If This Then That For Savings
Stockholm-based Qapital allows you to set “if…then” rules for automatically saving money for specific big-ticket desires. For adults, they suggest trade-offs like “for every Starbucks coffee I buy, put aside $2 for our trip to Europe”. Qapital also provides a visual progress overview, including a deadline to keep your kid from getting through books as slowly as you probably do. (Fees: None. Though, like Digit, it appears Qapital earns interest on the money it holds in your FDIC-insured Qapital Savings Account).
Save on Spending
Snap by Groupon
The recently launched Snap takes Groupon’s “Let’s make a deal” pedigree and adopts it for a cash-back reward system on a revolving selection of promoted grocery products. Buy any of the products on the list anywhere you want, upload a photo of your receipt, and boom, you’re infinitesimally richer. (Fees: No.

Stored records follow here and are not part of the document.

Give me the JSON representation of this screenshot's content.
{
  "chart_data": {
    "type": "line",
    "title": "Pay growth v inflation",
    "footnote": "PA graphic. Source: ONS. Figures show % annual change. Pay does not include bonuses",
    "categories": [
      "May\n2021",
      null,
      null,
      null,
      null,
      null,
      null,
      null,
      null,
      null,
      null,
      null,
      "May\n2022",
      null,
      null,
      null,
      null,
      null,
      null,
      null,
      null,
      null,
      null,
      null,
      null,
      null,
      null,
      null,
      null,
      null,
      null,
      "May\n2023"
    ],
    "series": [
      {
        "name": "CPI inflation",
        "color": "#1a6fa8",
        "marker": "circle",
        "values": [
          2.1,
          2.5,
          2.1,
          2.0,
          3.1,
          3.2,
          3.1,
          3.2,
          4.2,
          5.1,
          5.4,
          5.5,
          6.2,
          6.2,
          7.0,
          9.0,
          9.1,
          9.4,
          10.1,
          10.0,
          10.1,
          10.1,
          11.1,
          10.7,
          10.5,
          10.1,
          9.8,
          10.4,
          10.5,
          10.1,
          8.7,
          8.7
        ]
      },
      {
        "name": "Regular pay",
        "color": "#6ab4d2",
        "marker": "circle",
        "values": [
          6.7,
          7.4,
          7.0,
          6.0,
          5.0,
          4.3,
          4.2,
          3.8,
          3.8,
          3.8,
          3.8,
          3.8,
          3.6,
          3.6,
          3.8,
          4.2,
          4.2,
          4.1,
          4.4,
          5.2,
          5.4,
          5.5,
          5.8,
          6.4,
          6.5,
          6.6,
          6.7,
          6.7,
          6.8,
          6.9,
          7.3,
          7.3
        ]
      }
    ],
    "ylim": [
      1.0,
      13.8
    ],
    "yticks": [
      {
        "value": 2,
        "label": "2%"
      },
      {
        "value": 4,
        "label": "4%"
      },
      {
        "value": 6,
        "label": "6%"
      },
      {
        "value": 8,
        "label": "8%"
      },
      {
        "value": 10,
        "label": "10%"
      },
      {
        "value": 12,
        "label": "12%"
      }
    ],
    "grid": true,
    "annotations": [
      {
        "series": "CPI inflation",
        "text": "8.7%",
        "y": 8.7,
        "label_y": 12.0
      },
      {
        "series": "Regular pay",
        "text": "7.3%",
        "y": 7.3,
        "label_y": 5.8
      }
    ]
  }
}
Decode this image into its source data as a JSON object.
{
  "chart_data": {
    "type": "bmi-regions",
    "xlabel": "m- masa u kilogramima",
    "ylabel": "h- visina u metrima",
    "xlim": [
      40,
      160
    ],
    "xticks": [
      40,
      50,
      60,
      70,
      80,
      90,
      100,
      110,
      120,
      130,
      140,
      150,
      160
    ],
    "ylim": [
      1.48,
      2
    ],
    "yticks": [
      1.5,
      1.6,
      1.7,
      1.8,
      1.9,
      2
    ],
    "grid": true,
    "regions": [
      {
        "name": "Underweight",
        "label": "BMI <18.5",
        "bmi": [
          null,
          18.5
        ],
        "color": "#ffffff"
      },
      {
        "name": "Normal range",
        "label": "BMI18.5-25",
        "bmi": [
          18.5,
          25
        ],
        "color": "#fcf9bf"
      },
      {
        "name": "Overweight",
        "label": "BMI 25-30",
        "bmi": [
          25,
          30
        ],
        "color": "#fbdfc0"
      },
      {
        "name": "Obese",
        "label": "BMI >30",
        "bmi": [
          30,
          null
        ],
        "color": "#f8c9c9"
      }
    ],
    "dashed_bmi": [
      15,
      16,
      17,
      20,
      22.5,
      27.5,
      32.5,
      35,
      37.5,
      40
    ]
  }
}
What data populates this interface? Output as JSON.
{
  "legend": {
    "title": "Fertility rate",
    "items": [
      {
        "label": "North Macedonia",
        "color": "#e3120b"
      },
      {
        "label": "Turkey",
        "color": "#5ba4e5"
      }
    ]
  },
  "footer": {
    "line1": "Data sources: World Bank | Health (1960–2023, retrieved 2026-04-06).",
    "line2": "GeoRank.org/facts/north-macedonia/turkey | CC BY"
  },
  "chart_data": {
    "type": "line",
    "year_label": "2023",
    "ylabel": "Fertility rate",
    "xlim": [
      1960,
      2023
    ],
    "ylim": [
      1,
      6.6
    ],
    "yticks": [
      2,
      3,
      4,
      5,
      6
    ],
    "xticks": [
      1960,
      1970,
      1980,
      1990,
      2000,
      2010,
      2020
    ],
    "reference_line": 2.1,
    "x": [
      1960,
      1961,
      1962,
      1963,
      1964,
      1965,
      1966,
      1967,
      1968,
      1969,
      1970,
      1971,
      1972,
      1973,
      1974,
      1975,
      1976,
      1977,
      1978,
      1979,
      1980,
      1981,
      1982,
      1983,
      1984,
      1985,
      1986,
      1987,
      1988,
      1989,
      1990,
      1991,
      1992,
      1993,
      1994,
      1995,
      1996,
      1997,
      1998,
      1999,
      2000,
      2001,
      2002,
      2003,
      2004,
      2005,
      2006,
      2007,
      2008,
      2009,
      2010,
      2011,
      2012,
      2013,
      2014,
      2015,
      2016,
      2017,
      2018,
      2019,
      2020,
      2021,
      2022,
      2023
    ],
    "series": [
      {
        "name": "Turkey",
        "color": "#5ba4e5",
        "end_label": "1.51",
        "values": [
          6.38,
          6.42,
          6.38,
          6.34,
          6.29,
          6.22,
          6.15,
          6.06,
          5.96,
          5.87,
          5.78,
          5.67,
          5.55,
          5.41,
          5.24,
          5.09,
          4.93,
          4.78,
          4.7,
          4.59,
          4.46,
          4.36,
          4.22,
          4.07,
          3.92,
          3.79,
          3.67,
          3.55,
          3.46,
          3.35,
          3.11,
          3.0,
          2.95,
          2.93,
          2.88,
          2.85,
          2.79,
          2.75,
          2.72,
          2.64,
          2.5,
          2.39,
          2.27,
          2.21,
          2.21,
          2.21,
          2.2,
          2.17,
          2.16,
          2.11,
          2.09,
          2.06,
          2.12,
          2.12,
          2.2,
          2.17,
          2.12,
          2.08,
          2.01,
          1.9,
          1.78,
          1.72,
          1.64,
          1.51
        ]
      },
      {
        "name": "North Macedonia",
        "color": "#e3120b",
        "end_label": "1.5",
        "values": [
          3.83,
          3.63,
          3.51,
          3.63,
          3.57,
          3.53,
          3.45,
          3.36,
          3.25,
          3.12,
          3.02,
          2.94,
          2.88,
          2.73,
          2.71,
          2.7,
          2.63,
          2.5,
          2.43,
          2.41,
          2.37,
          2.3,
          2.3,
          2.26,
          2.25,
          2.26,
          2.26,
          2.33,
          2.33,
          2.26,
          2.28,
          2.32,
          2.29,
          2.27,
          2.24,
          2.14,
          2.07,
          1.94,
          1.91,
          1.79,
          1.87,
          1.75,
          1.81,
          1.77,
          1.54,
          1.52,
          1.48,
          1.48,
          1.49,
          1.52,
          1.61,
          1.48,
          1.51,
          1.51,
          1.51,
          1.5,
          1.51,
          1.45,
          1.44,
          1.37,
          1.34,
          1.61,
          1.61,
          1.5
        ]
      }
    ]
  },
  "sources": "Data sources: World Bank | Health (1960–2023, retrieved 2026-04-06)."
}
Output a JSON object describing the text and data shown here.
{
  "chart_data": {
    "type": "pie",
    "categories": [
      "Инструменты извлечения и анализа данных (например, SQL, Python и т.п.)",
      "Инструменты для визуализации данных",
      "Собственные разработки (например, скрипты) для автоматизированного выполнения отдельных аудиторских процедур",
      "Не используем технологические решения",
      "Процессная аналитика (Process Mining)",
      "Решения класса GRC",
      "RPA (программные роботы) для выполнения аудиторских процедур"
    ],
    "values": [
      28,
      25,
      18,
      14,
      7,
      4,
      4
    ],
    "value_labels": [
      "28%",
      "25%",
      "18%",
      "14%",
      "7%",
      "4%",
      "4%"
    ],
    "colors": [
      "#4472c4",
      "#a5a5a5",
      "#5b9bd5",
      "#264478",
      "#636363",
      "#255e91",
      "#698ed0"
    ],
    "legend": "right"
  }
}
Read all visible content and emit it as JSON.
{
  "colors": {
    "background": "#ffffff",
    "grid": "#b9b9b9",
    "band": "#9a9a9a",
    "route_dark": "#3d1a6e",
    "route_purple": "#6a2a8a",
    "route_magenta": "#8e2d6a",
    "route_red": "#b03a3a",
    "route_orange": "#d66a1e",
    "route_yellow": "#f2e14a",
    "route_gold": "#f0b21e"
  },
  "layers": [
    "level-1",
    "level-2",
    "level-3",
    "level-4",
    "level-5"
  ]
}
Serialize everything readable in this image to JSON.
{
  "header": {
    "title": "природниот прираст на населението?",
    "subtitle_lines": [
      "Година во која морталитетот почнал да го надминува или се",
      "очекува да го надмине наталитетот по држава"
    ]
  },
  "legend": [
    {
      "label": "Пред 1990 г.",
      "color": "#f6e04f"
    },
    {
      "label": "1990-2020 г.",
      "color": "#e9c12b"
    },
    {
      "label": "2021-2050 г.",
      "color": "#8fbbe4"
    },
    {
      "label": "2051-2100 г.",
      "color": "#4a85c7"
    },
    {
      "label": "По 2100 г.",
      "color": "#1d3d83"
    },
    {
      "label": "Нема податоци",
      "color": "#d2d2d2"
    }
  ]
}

But users who don’t redeem any offer for 12 months will be charged a monthly account maintenance fee).
Boasting that its customers can expect 4.3% higher returns than “a typical DIY investor,” Betterment offers a host of services, squaring off against traditional firms like Fidelity by offering IRA and retirement planning, stock market consulting, trusts, and, for job-hopping Millennials, 401(k) consolidation. Services also include “Tax Loss Harvesting”, which sounds like a terrifying sci-fi plot involving aliens harvesting accountants for food, but is is actually a way to use investment losses to offset taxable income. (Fees: Betterment operates on a regressive fee scale. The more you invest, the less you pay as a percentage. For example, $4,965 invested will cost you 0.35% annually or about about $1/month; $402,587 will cost you less than half that at 0.15%).